分割RaftKV

v6.6.0 より前では、TiKV の Raft ベースのstorageエンジンは、単一の RocksDB インスタンスを使用して、TiKV インスタンスのすべてのリージョンのデータを格納していました。

より大規模なクラスターをより安定的にサポートするために、TiDB v6.6.0 以降では、複数の RocksDBstorageを使用して TiKVリージョンデータを保存し、各リージョンのデータを個別の RocksDB インスタンスに独立して保存する新しい TiKV ストレージ エンジンが導入されました。
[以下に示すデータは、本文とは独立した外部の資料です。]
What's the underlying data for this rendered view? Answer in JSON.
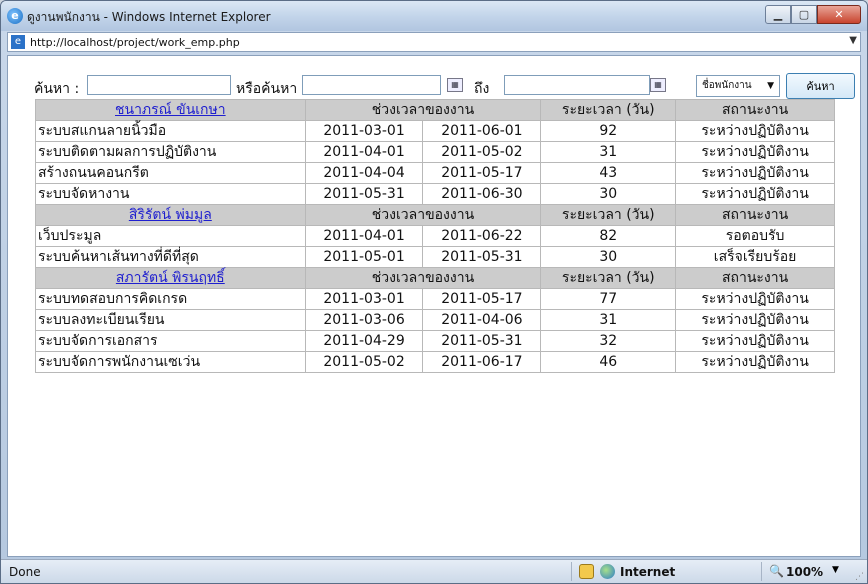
{
  "window": {
    "title": "ดูงานพนักงาน - Windows Internet Explorer",
    "icon": "ie-icon",
    "address": "http://localhost/project/work_emp.php"
  },
  "search": {
    "label": "ค้นหา :",
    "or_label": "หรือค้นหา",
    "to_label": "ถึง",
    "text_value": "",
    "date_from_value": "",
    "date_to_value": "",
    "select_value": "ชื่อพนักงาน",
    "button_label": "ค้นหา"
  },
  "table": {
    "headers": {
      "period": "ช่วงเวลาของงาน",
      "duration": "ระยะเวลา (วัน)",
      "status": "สถานะงาน"
    },
    "groups": [
      {
        "employee": "ชนาภรณ์ ขันเกษา",
        "rows": [
          {
            "task": "ระบบสแกนลายนิ้วมือ",
            "start": "2011-03-01",
            "end": "2011-06-01",
            "days": "92",
            "status": "ระหว่างปฏิบัติงาน"
          },
          {
            "task": "ระบบติดตามผลการปฏิบัติงาน",
            "start": "2011-04-01",
            "end": "2011-05-02",
            "days": "31",
            "status": "ระหว่างปฏิบัติงาน"
          },
          {
            "task": "สร้างถนนคอนกรีต",
            "start": "2011-04-04",
            "end": "2011-05-17",
            "days": "43",
            "status": "ระหว่างปฏิบัติงาน"
          },
          {
            "task": "ระบบจัดหางาน",
            "start": "2011-05-31",
            "end": "2011-06-30",
            "days": "30",
            "status": "ระหว่างปฏิบัติงาน"
          }
        ]
      },
      {
        "employee": "สิริรัตน์ พ่มมูล",
        "rows": [
          {
            "task": "เว็บประมูล",
            "start": "2011-04-01",
            "end": "2011-06-22",
            "days": "82",
            "status": "รอตอบรับ"
          },
          {
            "task": "ระบบค้นหาเส้นทางที่ดีที่สุด",
            "start": "2011-05-01",
            "end": "2011-05-31",
            "days": "30",
            "status": "เสร็จเรียบร้อย"
          }
        ]
      },
      {
        "employee": "สภารัตน์ พิรนฤทธิ์",
        "rows": [
          {
            "task": "ระบบทดสอบการคิดเกรด",
            "start": "2011-03-01",
            "end": "2011-05-17",
            "days": "77",
            "status": "ระหว่างปฏิบัติงาน"
          },
          {
            "task": "ระบบลงทะเบียนเรียน",
            "start": "2011-03-06",
            "end": "2011-04-06",
            "days": "31",
            "status": "ระหว่างปฏิบัติงาน"
          },
          {
            "task": "ระบบจัดการเอกสาร",
            "start": "2011-04-29",
            "end": "2011-05-31",
            "days": "32",
            "status": "ระหว่างปฏิบัติงาน"
          },
          {
            "task": "ระบบจัดการพนักงานเซเว่น",
            "start": "2011-05-02",
            "end": "2011-06-17",
            "days": "46",
            "status": "ระหว่างปฏิบัติงาน"
          }
        ]
      }
    ]
  },
  "statusbar": {
    "left": "Done",
    "zone": "Internet",
    "zoom": "100%"
  }
}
新しいエンジンは、各 RocksDB インスタンス内のファイルの数とレベルをより適切に制御し、リージョン間のデータ操作の物理的な分離を実現し、より多くのデータを安定して管理することをサポートします。これは、パーティション分割によって複数の RocksDB インスタンスを管理する TiKV と見なすことができます。そのため、この機能は Partitioned Raft KV と名付けられています。

アプリケーションシナリオ

TiKV クラスターに次の特性がある場合、この機能を使用できます。

  • 単一の TiKV インスタンスでより多くのデータをサポートする必要があります。
  • 書き込みリクエストが多数あります。
  • スケールインおよびスケールアウト操作が頻繁に行われます。
  • ワークロードには、重大な読み取りおよび書き込み増幅があります。
  • TiKV には十分なメモリがあります。

この機能の利点は、書き込みパフォーマンスの向上、スケーリング速度の高速化、同じハードウェアでサポートされるデータの量の増加です。また、より大きなクラスター スケールもサポートできます。

使用法

Partitioned Raft KV を有効にするには、クラスター作成時に設定項目storage.engine"partitioned-raft-kv"を設定します。同時に、設定項目rocksdb.write-buffer-flush-oldest-firstrocksdb.write-buffer-limitを使用して、 Raft KV 使用時の RocksDB のメモリ使用量を制御できます。

制限

パーティション化されたRaft KV には次の制限があります。

  • EBS ボリューム スナップショット バックアップはまだサポートされていません。
  • オンラインの安全でない復元や Titan はまだサポートされていません。
  • tikv-ctl コマンドライン ツールの次のサブコマンドはサポートされていません。
    • unsafe-recover
    • raw-scan
    • remove-fail-stores
    • recreate-region
    • reset-to-version
  • まだTiFlashと互換性がありません。
  • クラスターが初期化された後は、この機能を有効または無効にすることはできません。